The court combined two cases to consider whether gay workers are protected under the law. Gerald Bostock claimed he was fired from his job as a social worker in Clayton County, Ga., after he became more open about being gay, including joining a gay softball league. Donald Zarda said he was fired as a skydiving instructor after joking with a female client to whom he was strapped for a tandem dive that he was gay. (Zarda died in 2014.)

The transgender case was brought by Aimee Stephens, who worked for years at a Michigan funeral home before being fired after informing the owners and colleagues of her gender transition. Stephens died of kidney failure in May, after seeing her case argued at the Supreme Court in October.

The cases were the first the court heard since the retirement of Justice Anthony M. Kennedy. He had written the majority opinion in all of the court’s major cases that advanced gay rights, including the 2015 decision that said gay couples had the constitutional right to marry.

The issue was one of the most consequential of the term. More than 70 friend-of-the-court briefs were filed, dividing states, religious orders and members of Congress. More than 200 of the nation’s largest employers are supporting the workers.

The Trump administration sided with the employers, a position that put it at odds with the Equal Employment Opportunity Commission, which decided in 2015 that gay and transgender individuals were federally protected.

Treating a man who is attracted to men differently from a woman who is attracted to men is discrimination, the EEOC reasoned.
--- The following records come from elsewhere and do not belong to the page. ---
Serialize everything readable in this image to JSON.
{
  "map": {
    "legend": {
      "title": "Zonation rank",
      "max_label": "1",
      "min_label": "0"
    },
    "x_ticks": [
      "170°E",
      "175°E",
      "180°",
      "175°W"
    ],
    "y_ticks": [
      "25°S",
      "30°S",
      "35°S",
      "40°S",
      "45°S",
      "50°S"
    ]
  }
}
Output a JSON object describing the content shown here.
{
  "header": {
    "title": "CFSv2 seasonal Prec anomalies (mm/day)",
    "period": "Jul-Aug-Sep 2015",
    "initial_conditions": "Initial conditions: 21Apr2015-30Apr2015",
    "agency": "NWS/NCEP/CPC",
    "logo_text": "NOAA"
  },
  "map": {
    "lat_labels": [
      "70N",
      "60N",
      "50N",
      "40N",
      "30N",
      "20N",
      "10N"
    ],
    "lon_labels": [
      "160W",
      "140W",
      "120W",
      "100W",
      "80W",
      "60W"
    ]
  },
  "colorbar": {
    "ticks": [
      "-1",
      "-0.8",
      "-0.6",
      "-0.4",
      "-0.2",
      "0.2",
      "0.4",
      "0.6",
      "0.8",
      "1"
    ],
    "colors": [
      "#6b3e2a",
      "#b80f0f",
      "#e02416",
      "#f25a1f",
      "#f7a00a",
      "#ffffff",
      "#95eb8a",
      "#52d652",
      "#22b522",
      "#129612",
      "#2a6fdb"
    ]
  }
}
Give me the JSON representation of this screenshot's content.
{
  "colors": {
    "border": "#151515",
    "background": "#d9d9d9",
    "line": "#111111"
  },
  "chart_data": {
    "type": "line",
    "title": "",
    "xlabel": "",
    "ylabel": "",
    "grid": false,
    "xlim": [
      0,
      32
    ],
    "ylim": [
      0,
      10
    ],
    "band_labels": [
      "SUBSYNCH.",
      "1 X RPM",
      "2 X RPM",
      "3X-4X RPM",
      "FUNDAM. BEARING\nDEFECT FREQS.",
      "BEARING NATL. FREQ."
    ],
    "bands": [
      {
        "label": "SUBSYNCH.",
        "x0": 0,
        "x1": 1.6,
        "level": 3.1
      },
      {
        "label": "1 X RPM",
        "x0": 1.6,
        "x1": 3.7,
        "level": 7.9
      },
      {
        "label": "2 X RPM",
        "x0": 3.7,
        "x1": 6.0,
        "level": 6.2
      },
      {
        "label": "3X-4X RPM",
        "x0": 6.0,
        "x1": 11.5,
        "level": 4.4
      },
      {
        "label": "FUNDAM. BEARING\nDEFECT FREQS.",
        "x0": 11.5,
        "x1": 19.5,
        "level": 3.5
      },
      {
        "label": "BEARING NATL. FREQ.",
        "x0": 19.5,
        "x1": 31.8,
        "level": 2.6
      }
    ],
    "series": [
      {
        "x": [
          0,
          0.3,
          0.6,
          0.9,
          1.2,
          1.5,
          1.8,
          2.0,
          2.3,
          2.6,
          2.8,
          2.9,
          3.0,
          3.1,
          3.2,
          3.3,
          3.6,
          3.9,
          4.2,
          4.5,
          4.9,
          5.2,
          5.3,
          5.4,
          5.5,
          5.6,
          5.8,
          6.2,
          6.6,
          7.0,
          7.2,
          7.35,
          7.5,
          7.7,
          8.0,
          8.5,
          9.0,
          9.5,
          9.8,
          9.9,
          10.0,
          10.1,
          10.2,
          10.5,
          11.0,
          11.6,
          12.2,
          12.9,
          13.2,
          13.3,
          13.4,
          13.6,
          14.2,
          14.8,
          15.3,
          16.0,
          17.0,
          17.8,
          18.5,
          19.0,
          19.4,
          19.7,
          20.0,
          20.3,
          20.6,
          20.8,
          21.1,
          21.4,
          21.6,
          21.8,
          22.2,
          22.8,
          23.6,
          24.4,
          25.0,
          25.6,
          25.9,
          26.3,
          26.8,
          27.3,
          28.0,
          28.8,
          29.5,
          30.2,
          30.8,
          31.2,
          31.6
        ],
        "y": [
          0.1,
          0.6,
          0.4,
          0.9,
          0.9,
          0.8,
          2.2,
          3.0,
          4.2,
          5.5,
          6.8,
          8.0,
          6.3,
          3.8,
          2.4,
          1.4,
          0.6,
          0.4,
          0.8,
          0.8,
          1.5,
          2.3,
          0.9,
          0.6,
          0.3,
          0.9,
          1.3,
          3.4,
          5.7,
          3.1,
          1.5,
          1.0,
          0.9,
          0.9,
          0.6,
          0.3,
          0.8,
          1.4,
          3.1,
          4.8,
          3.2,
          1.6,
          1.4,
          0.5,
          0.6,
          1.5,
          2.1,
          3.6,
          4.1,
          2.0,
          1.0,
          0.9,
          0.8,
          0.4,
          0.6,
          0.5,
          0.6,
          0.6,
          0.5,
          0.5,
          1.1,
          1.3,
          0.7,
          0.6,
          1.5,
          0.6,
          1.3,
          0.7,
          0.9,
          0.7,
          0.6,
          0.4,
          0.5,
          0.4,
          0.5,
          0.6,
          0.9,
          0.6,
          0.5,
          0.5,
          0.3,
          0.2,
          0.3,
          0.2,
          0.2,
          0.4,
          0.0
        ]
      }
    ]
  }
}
The commission also looked at a 1989 Supreme Court decision that said federal law protected against discrimination based on stereotypes; the court found for a woman who had not been promoted because her employers found her too aggressive and her manner of dress not feminine enough.

That is analogous to discriminating against a transgender individual for not conforming to norms expected of a gender, the commission said. Discrimination because of sexual orientation is the same thing, the EEOC said, because it relies on stereotypes about to whom men and women should be attracted.

Most courts of appeals had come to agree with the EEOC, even when they had not done so in the past.

The full U.S. Court of Appeals for the 2nd Circuit ruled for Zarda, and said its contrary past decisions on the issue were wrong.

Chief Judge Robert A. Katzmann wrote that “sexual orientation discrimination is motivated, at least in part, by sex and is thus a subset of sex discrimination.” (Zarda’s case is being carried forward by his sister and partner.)

The U.S. Court of Appeals for the 6th Circuit came to a similar conclusion in Stephens’s case. The panel found it “analytically impossible to fire an employee based on that employee’s status as a transgender person without being motivated, at least in part, by the employee’s sex.”

But in Bostock’s case, the U.S. Court of Appeals for the 11th Circuit went the other way, ruling for Clayton County, a suburb south of Atlanta, that Title VII did not protect on the basis of sexual orientation.

Gay rights leaders say “married on Sunday, fired on Monday” is a possibility in more than half of the United States, where there is no specific protection for gay or transgender workers. The states that prohibit discrimination are not uniform — some protect only gender identity or transgender status, and some differentiate between public and private employment.

Since the case was argued, Virginia became the most recent state to extend protection on its own.

The sexual orientation cases are Bostock v. Clayton County, Ga. and Altitude Express v. Zarda. The other case is R.G. & G.R. Harris Funeral Homes v. EEOC.